I wish the book had footnotes, as the references cannot be traced without any paginal documentation. No bibliography, either. Monochrome photos exist, but they were torn out of my public library copy before I checked it out, so I cannot comment. The examination of Hennig's sources, those earlier loving looks and hateful stares, remains superficial. This weakens the usefulness of this text beyond one man's heap of wit and arcane learning.

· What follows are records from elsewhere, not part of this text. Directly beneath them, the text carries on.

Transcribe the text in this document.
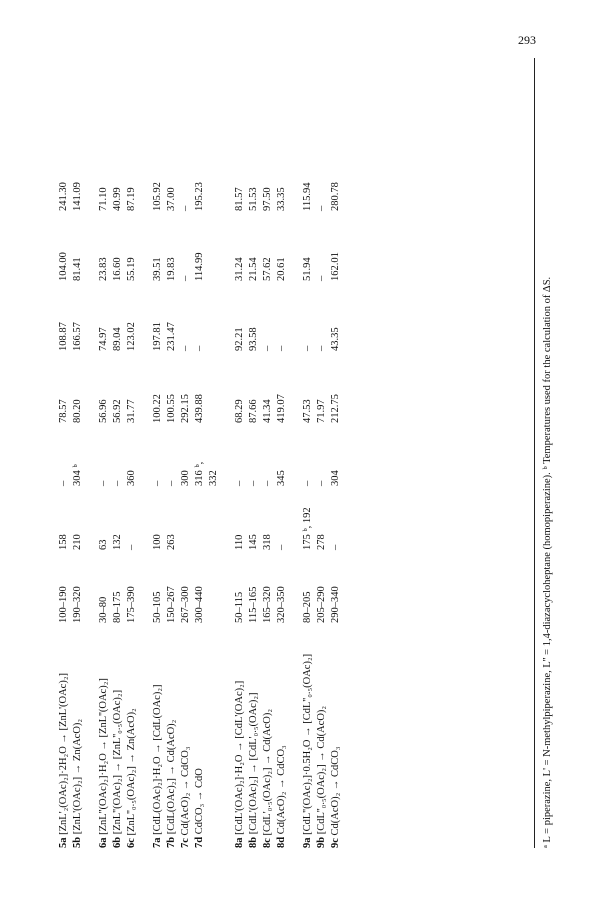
293
5a [ZnL'₂(OAc)₂]·2H₂O → [ZnL'(OAc)₂]
100–190
158
–
78.57
108.87
104.00
241.30
5b [ZnL'(OAc)₂] → Zn(AcO)₂
190–320
210
304 ᵇ
80.20
166.57
81.41
141.09
6a [ZnL''(OAc)₂]·H₂O → [ZnL''(OAc)₂]
30–80
63
–
56.96
74.97
23.83
71.10
6b [ZnL''(OAc)₂] → [ZnL''₀.₅(OAc)₂]
80–175
132
–
56.92
89.04
16.60
40.99
6c [ZnL''₀.₅(OAc)₂] → Zn(AcO)₂
175–390
–
360
31.77
123.02
55.19
87.19
7a [CdL(OAc)₂]·H₂O → [CdL(OAc)₂]
50–105
100
–
100.22
197.81
39.51
105.92
7b [CdL(OAc)₂] → Cd(AcO)₂
150–267
263
–
100.55
231.47
19.83
37.00
7c Cd(AcO)₂ → CdCO₃
267–300
300
292.15
–
–
–
7d CdCO₃ → CdO
300–440
316 ᵇ,
439.88
–
114.99
195.23
332
8a [CdL'(OAc)₂]·H₂O → [CdL'(OAc)₂]
50–115
110
–
68.29
92.21
31.24
81.57
8b [CdL'(OAc)₂] → [CdL'₀.₅(OAc)₂]
115–165
145
–
87.66
93.58
21.54
51.53
8c [CdL'₀.₅(OAc)₂] → Cd(AcO)₂
165–320
318
–
41.34
–
57.62
97.50
8d Cd(AcO)₂ → CdCO₃
320–350
–
345
419.07
–
20.61
33.35
9a [CdL''(OAc)₂]·0.5H₂O → [CdL''₀.₅(OAc)₂]
80–205
175 ᵇ, 192
–
47.53
–
51.94
115.94
9b [CdL''₀.₅(OAc)₂] → Cd(AcO)₂
205–290
278
–
71.97
–
–
–
9c Cd(AcO)₂ → CdCO₃
290–340
–
304
212.75
43.35
162.01
280.78
ᵃ L = piperazine, L' = N-methylpiperazine, L'' = 1,4-diazacycloheptane (homopiperazine). ᵇ Temperatures used for the calculation of ΔS.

Nevertheless, it's a quaint perusal despite its often superficial array of ideas arranged more to graze among for a few minutes rather than to nourish into a more sustained examination of the subject. Hennig, like so many smart writers, makes an obvious point-- but one that you and I may not have expressed so precisely. The area of our own body least easily viewed by me is that open to your visual scrutiny-- and possibly the erotic attention of everyone else who follows us. Unless we look back, perhaps we never know who's taking the measure of our own rear view.